JOHANNESBURG, South Africa, Sept. 7, 2004 (PRIMEZONE) -- Impala Platinum Holdings Limited (Implats) (Pink Sheets:IMPUY) (JSE:IMP) (LSE:IPLA) (ADR:IMPUY): confirms that today, September 7, 2004, it together with Lonmin Plc, the Industrial Development Corporation and a consortium of broad-based empowerment entities, signed the documentation giving effect to the transaction to sell its 27.1% stake in Lonmin's operating subsidiaries, Western Platinum Limited and Eastern Platinum Limited (together referred to as Lonplats).

This follows the initial announcement a year ago that Implats had signed a memorandum of understanding regarding the sale of its stake in Lonplats to Lonmin and a grouping of black empowerment consortia for US$800 million. It was further announced in May 2004 that Implats would simultaneously sell 9% of Lonplats to a consortium of historically disadvantaged South Africans (HDSAs) for US$240.1 million and 18.1% to Lonmin for US$554.5 million, for a total price of US$794.5 million. As an indivisible part of this transaction, the HDSA consortia and Lonmin will each immediately sell 9% of Lonplats to the newly formed black-owned and -controlled mining company, Incwala Platinum (Pty) Limited (Incwala Platinum). In addition, Implats is to provide vendor financing of US$95 million out of a total of US$122 million.

Keith Rumble CEO of Implats notes: "Through the sale of our stake in Lonplats, Implats is proud to have been key to the establishment of a new black mining company Incwala Resources (Pty) Limited and its wholly owned subsidiary, Incwala Platinum. We have also played a significant role in the provision of 78% of the vendor financing, at minimal risk to our shareholders.

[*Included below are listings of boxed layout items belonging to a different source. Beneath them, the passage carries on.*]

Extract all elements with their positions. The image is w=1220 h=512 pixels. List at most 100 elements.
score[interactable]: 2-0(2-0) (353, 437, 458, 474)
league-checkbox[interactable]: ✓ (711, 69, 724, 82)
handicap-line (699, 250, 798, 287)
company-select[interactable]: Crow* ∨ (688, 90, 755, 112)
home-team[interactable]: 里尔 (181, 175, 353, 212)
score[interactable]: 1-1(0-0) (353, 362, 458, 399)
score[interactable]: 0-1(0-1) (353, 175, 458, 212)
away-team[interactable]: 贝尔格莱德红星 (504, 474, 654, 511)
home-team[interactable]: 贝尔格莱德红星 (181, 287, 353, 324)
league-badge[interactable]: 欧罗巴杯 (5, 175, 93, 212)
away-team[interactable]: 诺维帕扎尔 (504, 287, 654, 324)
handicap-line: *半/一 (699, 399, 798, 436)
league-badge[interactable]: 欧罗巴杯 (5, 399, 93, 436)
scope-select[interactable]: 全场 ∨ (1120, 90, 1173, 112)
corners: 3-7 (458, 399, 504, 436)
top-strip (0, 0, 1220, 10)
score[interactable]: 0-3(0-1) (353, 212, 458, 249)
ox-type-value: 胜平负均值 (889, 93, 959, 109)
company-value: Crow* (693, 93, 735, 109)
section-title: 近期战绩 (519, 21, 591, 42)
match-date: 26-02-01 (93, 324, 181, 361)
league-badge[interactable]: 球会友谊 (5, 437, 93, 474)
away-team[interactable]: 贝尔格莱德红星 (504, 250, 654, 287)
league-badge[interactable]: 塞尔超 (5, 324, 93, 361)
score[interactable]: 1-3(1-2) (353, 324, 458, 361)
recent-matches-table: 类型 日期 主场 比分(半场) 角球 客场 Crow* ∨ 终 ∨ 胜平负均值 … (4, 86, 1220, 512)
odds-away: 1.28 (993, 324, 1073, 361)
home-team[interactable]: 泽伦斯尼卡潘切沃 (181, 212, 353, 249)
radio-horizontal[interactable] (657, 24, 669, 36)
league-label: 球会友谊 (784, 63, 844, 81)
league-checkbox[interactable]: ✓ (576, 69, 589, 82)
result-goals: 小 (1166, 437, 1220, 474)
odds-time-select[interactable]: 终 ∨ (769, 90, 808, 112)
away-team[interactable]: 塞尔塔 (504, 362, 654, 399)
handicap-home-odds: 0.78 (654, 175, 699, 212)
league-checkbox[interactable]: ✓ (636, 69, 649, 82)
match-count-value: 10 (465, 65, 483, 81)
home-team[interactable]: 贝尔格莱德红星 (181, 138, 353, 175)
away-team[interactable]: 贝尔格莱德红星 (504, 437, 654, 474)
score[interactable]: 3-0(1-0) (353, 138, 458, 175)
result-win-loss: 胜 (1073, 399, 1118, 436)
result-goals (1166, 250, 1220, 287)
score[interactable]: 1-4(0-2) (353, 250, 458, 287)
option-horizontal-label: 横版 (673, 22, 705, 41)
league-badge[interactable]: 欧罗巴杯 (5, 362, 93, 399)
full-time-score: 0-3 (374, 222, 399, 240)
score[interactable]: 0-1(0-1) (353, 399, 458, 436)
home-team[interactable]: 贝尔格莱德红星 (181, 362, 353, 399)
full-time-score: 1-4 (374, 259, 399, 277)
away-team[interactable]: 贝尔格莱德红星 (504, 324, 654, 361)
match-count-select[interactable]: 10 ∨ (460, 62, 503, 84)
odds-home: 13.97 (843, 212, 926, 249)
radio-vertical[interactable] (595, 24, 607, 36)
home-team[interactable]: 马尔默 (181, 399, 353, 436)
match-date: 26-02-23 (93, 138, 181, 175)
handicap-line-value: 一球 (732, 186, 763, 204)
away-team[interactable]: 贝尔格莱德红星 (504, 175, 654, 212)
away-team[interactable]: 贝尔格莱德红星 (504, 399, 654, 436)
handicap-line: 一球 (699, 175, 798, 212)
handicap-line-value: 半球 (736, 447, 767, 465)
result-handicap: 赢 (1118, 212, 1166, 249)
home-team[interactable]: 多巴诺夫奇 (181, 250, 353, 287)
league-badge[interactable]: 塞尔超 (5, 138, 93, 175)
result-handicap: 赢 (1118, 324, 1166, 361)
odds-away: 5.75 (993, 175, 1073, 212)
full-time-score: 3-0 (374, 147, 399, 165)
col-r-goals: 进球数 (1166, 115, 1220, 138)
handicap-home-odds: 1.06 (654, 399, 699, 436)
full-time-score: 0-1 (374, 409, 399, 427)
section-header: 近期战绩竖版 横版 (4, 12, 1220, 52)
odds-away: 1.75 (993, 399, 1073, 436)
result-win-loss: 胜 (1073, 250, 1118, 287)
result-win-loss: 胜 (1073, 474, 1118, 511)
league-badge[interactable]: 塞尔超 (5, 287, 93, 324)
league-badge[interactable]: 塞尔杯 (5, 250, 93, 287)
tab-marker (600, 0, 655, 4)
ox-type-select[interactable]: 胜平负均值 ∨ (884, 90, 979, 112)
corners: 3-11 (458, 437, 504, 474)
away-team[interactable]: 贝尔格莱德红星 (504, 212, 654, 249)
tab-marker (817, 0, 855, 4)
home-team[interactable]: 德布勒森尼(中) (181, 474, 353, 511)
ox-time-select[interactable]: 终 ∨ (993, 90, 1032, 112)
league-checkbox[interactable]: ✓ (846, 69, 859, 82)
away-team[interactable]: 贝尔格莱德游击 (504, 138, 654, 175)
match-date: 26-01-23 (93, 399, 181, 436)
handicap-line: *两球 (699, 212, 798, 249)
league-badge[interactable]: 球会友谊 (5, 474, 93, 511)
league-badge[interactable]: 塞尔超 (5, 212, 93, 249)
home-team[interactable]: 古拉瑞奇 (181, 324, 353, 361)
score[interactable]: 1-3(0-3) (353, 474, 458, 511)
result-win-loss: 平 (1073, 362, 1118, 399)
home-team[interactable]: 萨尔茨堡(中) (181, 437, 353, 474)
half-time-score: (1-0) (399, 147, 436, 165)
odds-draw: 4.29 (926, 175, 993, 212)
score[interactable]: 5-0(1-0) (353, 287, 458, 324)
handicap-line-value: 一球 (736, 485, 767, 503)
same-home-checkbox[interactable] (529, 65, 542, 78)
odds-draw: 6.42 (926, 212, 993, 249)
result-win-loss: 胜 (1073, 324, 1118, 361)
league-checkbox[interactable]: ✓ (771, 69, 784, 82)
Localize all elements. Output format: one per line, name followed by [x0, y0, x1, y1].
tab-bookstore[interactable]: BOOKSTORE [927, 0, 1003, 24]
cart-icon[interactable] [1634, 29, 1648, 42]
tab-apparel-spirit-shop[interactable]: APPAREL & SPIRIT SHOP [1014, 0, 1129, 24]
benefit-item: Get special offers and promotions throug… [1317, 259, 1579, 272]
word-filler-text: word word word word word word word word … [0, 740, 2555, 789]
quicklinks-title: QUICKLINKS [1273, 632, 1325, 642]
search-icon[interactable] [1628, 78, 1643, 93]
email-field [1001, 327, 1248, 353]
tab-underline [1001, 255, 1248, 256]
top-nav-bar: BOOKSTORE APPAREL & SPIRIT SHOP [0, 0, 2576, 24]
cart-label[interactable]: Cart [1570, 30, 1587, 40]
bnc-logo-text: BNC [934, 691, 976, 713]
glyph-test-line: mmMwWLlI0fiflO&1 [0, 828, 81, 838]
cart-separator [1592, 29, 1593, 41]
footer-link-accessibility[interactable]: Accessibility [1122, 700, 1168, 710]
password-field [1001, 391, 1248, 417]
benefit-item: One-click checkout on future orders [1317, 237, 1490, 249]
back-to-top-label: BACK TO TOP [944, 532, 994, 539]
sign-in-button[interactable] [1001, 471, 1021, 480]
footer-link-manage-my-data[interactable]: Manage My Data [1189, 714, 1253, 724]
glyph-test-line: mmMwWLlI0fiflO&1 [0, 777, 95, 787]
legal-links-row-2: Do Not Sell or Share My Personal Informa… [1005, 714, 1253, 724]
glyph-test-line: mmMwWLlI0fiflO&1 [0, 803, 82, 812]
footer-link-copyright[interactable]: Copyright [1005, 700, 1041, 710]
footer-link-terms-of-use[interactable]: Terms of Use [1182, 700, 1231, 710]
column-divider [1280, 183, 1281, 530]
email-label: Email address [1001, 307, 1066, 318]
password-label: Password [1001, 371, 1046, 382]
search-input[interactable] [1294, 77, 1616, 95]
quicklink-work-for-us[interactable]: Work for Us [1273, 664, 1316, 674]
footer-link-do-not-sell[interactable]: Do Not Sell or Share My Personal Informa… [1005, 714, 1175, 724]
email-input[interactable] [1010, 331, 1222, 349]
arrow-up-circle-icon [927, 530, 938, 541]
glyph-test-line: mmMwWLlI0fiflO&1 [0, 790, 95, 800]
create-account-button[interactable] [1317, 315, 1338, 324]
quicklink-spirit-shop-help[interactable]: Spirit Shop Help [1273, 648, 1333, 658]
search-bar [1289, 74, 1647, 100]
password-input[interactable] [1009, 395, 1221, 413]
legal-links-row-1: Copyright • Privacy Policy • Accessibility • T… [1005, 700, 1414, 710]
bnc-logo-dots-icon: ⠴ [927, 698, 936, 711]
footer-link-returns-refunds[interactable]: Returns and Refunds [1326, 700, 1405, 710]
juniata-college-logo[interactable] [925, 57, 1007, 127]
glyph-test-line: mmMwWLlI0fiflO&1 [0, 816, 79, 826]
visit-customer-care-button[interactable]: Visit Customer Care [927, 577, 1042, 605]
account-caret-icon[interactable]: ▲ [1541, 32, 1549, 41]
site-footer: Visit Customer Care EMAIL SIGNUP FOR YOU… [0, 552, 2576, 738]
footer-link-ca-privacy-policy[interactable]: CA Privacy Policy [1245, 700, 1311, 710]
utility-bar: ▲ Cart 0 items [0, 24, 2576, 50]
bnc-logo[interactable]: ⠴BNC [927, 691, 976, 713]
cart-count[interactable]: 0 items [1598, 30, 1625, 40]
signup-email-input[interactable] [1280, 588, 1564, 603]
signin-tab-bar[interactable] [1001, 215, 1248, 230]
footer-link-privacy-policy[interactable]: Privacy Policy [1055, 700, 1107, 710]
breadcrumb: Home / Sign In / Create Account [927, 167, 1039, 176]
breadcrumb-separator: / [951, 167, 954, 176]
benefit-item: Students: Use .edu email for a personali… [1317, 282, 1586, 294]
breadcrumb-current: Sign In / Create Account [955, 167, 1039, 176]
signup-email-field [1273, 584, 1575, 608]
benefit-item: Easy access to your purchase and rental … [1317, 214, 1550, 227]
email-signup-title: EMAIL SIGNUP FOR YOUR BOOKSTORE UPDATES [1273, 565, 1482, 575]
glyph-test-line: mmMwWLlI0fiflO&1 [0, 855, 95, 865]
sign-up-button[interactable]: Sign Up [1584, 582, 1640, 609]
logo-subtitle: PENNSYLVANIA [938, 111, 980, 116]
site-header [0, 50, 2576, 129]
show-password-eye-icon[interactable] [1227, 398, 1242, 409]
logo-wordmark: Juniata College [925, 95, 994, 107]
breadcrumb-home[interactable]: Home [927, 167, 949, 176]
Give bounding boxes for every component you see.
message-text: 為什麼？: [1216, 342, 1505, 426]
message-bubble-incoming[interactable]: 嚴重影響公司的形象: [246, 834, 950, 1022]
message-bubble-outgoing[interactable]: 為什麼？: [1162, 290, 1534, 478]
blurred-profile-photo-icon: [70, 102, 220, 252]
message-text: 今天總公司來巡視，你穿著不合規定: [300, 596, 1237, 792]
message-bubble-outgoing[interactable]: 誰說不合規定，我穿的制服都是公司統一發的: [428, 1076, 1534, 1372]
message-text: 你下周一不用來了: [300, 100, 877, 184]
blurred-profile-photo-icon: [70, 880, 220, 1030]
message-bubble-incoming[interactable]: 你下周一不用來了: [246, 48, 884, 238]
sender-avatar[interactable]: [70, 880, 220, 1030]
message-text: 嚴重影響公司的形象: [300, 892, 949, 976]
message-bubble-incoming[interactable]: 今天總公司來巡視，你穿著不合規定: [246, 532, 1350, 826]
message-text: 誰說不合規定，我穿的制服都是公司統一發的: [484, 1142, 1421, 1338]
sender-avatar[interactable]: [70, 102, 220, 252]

"This transaction enables us to meet some of the requirements of the Mining Charter and the Department of Mineral and Energy (DME) has indicated that, as presented, this transaction is in line with the requirements of the new mining law. Although the DME will only evaluate compliance with the legislation once we formally apply for conversion to new order mining rights, it has acknowledged that, having both facilitated this transaction, Implats and Lonmin will be allocated credits proportional to the percentages and ounces they have sold to their BEE partners. We anticipate that in Impala Platinum's hands this will equate to credits of 9%.

"Furthermore, the Implats' board is satisfied that the transaction yields value for shareholders. The cash flow received from this transaction will be used to fund Implats' capital requirements at its operations in both South Africa and Zimbabwe. Surplus cash will be returned to shareholders."

The signing today is a prelude to the ultimate conclusion of the sale which is expected within weeks, at which time Implats will receive payment for the sale.